Abstract
Introduction:
Risk prediction tools help guide prognostic conversations and benchmarking in hip fracture care. The Nottingham Hip Fracture Score (NHFS) shows only moderate predictive ability for 30-day mortality. We assessed whether routine markers of inflammation could improve the discriminant ability of the NHFS to predict 30-day mortality following hip fracture surgery.
Methods:
We studied consecutive patients admitted with hip fractures at a large-volume trauma unit between 2015 and 2020. Baseline NHFS and postoperative outcome data were extracted from a local registry and linked to routine laboratory data from patients’ electronic clinical records. We selected measurements taken closest to admission pre-operatively. The biomarkers studied were albumin (negative acute-phase reactant), C-reactive protein (CRP), neutrophil-lymphocyte ratio (NLR) and monocyte-lymphocyte ratio (MLR).
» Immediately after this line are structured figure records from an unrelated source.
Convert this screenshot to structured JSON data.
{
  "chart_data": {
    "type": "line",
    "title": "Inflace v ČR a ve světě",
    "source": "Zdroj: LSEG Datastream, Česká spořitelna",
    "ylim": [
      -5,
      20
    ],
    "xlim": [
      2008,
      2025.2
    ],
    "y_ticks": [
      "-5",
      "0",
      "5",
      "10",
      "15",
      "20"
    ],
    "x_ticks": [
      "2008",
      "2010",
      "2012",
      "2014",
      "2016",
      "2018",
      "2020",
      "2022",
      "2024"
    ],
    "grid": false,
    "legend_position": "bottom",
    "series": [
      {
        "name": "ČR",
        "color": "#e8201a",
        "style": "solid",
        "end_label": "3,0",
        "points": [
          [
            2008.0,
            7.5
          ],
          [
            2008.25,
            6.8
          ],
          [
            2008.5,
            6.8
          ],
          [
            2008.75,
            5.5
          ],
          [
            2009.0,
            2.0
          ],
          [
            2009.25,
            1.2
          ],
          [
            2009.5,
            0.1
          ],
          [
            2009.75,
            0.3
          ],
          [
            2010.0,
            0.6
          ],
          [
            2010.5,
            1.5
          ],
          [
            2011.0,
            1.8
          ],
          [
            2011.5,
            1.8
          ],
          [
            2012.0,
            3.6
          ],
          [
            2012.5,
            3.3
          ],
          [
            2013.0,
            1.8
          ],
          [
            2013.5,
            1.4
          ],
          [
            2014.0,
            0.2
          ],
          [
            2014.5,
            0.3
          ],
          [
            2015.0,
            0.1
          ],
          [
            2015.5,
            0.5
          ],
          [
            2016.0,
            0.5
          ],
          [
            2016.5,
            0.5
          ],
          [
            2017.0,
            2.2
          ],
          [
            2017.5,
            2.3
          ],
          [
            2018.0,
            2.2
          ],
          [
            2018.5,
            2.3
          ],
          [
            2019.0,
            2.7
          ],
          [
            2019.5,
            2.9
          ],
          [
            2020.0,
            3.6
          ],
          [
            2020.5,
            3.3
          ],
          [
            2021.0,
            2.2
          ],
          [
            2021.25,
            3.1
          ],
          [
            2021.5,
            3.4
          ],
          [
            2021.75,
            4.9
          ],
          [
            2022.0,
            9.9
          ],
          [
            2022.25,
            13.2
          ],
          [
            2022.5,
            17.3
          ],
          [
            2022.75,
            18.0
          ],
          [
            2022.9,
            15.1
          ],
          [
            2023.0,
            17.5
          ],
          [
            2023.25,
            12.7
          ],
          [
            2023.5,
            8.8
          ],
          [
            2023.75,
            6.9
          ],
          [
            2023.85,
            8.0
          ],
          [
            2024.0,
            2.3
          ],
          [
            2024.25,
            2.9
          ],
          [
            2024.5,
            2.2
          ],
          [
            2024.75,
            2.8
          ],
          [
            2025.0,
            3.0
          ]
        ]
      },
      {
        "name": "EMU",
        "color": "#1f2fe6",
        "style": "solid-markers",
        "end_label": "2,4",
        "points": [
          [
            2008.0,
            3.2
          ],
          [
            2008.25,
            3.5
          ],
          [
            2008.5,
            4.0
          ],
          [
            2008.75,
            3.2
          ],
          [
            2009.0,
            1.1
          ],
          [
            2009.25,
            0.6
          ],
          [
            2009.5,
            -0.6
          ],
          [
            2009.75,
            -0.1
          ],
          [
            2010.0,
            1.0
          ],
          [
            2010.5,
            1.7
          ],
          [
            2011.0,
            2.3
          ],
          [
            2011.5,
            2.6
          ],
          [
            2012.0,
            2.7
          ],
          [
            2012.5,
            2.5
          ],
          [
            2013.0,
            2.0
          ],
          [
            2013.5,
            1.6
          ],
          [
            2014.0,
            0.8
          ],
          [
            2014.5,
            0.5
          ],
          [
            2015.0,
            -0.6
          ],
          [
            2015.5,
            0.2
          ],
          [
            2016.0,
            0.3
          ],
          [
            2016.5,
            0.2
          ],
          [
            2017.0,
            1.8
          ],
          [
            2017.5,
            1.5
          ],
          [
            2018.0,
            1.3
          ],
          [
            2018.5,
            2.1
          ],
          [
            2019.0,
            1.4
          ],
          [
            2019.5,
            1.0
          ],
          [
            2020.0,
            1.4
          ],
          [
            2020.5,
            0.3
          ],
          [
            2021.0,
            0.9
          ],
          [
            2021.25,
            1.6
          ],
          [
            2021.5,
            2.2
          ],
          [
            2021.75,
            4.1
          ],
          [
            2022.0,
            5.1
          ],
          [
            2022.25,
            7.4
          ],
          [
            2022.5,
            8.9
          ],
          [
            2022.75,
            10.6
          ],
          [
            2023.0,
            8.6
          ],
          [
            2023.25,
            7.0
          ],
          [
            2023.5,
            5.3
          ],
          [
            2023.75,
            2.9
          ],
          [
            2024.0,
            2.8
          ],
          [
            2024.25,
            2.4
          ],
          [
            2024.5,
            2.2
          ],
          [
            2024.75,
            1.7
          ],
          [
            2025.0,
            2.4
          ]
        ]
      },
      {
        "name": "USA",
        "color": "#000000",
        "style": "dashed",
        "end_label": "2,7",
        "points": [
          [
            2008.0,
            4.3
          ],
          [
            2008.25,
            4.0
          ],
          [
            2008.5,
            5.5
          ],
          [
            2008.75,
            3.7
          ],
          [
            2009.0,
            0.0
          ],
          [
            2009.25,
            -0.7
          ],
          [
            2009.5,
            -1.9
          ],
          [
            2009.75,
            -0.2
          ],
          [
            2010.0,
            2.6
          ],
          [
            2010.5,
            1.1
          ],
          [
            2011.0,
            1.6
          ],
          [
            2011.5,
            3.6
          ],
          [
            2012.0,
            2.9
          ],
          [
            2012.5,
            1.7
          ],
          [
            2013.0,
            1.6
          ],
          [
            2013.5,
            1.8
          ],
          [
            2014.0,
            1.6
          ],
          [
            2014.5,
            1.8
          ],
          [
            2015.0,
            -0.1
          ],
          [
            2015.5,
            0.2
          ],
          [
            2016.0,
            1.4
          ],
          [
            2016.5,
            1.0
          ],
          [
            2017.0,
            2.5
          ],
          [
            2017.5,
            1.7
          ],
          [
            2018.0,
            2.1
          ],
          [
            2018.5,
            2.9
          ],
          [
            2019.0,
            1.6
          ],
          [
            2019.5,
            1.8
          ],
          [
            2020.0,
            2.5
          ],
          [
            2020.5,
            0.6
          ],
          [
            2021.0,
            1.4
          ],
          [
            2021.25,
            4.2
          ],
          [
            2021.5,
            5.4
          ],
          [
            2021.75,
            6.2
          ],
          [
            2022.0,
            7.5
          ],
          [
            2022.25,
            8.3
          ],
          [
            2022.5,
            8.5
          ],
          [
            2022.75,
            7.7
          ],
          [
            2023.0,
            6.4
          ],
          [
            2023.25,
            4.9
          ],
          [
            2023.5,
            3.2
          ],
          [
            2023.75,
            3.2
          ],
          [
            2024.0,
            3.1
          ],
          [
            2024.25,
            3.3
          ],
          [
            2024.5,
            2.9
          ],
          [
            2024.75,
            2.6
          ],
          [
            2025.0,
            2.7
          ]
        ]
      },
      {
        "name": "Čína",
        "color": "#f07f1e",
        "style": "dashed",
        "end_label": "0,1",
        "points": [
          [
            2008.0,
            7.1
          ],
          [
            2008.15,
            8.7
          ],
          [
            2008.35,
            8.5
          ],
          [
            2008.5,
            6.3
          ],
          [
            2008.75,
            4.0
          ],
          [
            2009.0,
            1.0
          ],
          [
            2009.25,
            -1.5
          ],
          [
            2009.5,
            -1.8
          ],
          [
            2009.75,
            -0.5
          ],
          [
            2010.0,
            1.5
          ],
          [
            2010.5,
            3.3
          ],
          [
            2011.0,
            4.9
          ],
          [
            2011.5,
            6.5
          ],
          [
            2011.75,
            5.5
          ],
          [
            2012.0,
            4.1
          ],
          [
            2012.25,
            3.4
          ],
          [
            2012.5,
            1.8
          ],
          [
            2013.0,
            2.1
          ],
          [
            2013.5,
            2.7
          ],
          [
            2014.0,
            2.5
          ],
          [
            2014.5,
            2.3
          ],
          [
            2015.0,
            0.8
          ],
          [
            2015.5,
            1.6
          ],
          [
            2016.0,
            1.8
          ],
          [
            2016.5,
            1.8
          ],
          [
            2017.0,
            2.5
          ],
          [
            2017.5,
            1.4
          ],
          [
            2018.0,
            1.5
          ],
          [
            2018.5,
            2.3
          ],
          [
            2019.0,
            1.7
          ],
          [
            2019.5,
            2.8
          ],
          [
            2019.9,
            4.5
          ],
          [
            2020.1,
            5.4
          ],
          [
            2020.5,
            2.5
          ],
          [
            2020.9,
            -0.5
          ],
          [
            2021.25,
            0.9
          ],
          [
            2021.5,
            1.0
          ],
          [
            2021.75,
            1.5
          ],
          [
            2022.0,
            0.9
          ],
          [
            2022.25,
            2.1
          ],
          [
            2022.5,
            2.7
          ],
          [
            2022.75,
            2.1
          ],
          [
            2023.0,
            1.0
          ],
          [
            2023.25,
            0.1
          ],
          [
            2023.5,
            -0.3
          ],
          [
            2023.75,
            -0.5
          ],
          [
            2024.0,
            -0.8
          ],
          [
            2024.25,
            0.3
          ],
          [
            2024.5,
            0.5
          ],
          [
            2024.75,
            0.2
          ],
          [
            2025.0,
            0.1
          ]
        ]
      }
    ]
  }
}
Univariate and multivariate logistic regression analyses were performed separately for each combination of NHFS and inflammatory marker. C-statistics were calculated to assess the discriminant ability of the NHFS with and without each inflammatory marker for 30-day mortality.
Results:
We included 1710 patients, mean age 82.5 years (SD 8.2). 1199 (70.1%) were women. 104 (6.1%) patients died within 30 days of admission. In univariate analysis, admission NHFS, albumin, CRP and NLR were significantly different between those alive and dead at 30 days. Higher admission albumin was an independent predictor of 30-day mortality in multivariate analysis (OR=0.86 [95%CI 0.81-0.91], p≤0.001) as was higher CRP (OR=1.93 [95%CI 1.04-1.44], p=0.013). The addition of albumin significantly improved the discriminant ability of the NHFS for 30-day mortality (p≤0.001) (c-statistic 0.742 [95%CI 0.683-0.800] vs 0.681 [95%CI 0.617-0.745] for the NHFS alone). Other inflammatory biomarkers did not significantly improve discrimination of 30-day mortality when added to the NHFS.
Conclusions:
Admission albumin improves the discrimination of 30-day mortality in patients undergoing hip fracture surgery when combined with the NHFS, whereas other markers of inflammation including CRP, MLR and NLR did not.